The XX Factor: What women really think.



  • Why Is Kate Gosselin Our Only Remaining Celebrity?


    Willa, it's amazing that Kate Gosselin—and Kate Gosselin's hair—have graced the cover of US Weekly for the past six weeks. And it's clear that hunger for TomKat news has waned. But I've become increasingly skeptical of economy-driven explanations for shifts in mass culture, and I'm not as sure as you seem to be that this preference for reality-based tabloid fodder is attributable to our... (To read the rest of this post, visit our new website DoubleX.com!)

  • The Opposite of Reality


    We live in an environment where self-branding is a lifestyle choice and self-promotion is confused with achievement. Breaking through the 4th wall (when reality contestants talk to the camera) is not the same as actual contact between player and watcher, however, and does not substitute for honesty or intimacy. When the Octomom had her litter in January, Jess and Noreen wrote about the Gosselin and the Duggar families who became television commodities by inviting reality producers from the Discovery Channel into their reproduction-driven lives. Now I learn from Hanna's post that one reality celebrity husband, Jon Gosselin, has a secret life with a secret friend. I have to say, I can't really blame the guy. Maybe he just wanted some privacy?

    I sometimes wonder about living our private life in public. Since my husband, my daughter, and I are each involved in different aspects of the media, at times when our home life is particularly surreal, I can imagine us inspiring a sitcom. But my family's imaginary TV series would be more like a small-cast version of the ABC series of 30 years ago, Eight is Enough. In that now-quaint series, the family of newspaper columnist and former CIA agent Tom Braden was fictionalized, their identity was disguised and the eight actual Braden children kept their relative obscurity.   
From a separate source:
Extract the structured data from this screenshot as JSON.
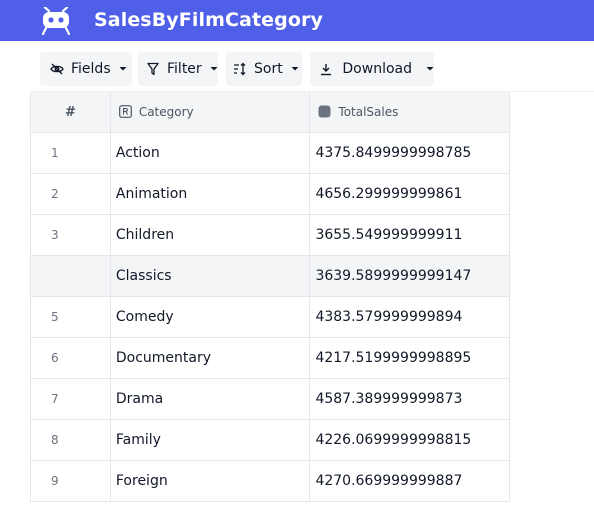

    Like Hanna, I cringe at the level of self-exposure necessary to tear down the 4th wall in the manner of that "family of renovators" featured in the New York Times article "Branding the Family." Bravo, the cable network that brings us Real Housewives of New York City and other urban locations, bets the exploited exploits of the Novogratzes, another multi-offspring family, will be riveting to audiences because, as the series executive producer told the Times, "audiences are craving authenticity." I doubt they'll get it watching Bravo. Real reality happens without cameras, inside the four walls of our own lives, fueled by truly unscripted, unedited, conversations. It is sometimes uncomfortable and usually, in our case at least, decidedly unphotogenic. Though, it may be exciting to imagine a life in front of an audience, genuine people tempted by reality-shattering reality cameras should follow the advice of fray poster ScrewJack2008, and run for their lives.